[Distutils] [Python-Dev] How we can get rid of eggs for 2.6 and beyond
Phillip J. Eby
pje at telecommunity.com
Sat Mar 22 16:12:12 CET 2008
At 11:00 AM 3/22/2008 +0000, Floris Bruynooghe wrote:
>As long as systems (dpkg, rpm, ...) install the .egg-info files they
>do communicate which modules/distributions are installed. The
>installdb would just duplicate this information (according to the
>current PEP).
.egg-info/PKG-INFO don't list the specific files, though.
>There is a way of telling if you have to keep you hands off a package
>(sorry to bring this up again): installation paths. /usr/lib is the
>system path, the local admin (and hence setuptools) should keep their
>hands off it at all times (unless requested with a --prefix or so for
>building the debs or rpms but an uninstall in those cases won't be
>required from setuptools).
As I mentioned previously, if the spec says anything about specific
paths, it will be full of fail.

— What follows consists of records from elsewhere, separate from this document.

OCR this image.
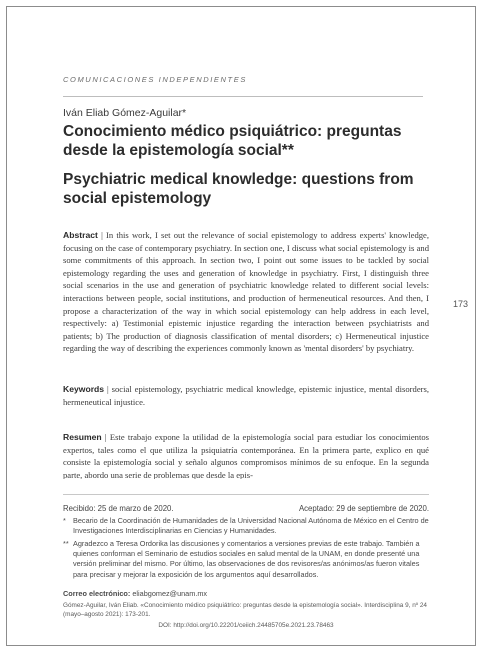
COMUNICACIONES INDEPENDIENTES
Iván Eliab Gómez-Aguilar*
Conocimiento médico psiquiátrico: preguntas desde la epistemología social**
Psychiatric medical knowledge: questions from social epistemology

Abstract | In this work, I set out the relevance of social epistemology to address experts' knowledge, focusing on the case of contemporary psychiatry. In section one, I discuss what social epistemology is and some commitments of this approach. In section two, I point out some issues to be tackled by social epistemology regarding the uses and generation of knowledge in psychiatry. First, I distinguish three social scenarios in the use and generation of psychiatric knowledge related to different social levels: interactions between people, social institutions, and production of hermeneutical resources. And then, I propose a characterization of the way in which social epistemology can help address in each level, respectively: a) Testimonial epistemic injustice regarding the interaction between psychiatrists and patients; b) The production of diagnosis classification of mental disorders; c) Hermeneutical injustice regarding the way of describing the experiences commonly known as 'mental disorders' by psychiatry.

173

Keywords | social epistemology, psychiatric medical knowledge, epistemic injustice, mental disorders, hermeneutical injustice.

Resumen | Este trabajo expone la utilidad de la epistemología social para estudiar los conocimientos expertos, tales como el que utiliza la psiquiatría contemporánea. En la primera parte, explico en qué consiste la epistemología social y señalo algunos compromisos mínimos de su enfoque. En la segunda parte, abordo una serie de problemas que desde la epis-

Recibido: 25 de marzo de 2020.	Aceptado: 29 de septiembre de 2020.

* Becario de la Coordinación de Humanidades de la Universidad Nacional Autónoma de México en el Centro de Investigaciones Interdisciplinarias en Ciencias y Humanidades.

** Agradezco a Teresa Ordorika las discusiones y comentarios a versiones previas de este trabajo. También a quienes conforman el Seminario de estudios sociales en salud mental de la UNAM, en donde presenté una versión preliminar del mismo. Por último, las observaciones de dos revisores/as anónimos/as fueron vitales para precisar y mejorar la exposición de los argumentos aquí desarrollados.

Correo electrónico: eliabgomez@unam.mx

Gómez-Aguilar, Iván Eliab. «Conocimiento médico psiquiátrico: preguntas desde la epistemología social». Interdisciplina 9, nº 24 (mayo–agosto 2021): 173-201.

DOI: http://doi.org/10.22201/ceiich.24485705e.2021.23.78463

The spec MUST be able to work with
*any* local policy about where Python packages are to be
installed. Otherwise, any tool that wants to work with install-dbs
will end up accumulating a long list of paths to be handled specially
for each OS vendor and version... and still not handle everything. No can do.
This has to be a mechanism, not a policy. Vendors and admins should
be able to enforce reasonable policies, without requiring that every
tool have those policies built in. For one thing, it's an entry
barrier to tools.
Basically, what I'm proposing here is like WSGI for package
management tools -- and building anything about paths into the spec
would be like WSGI spelling out what pages should be at what URLs!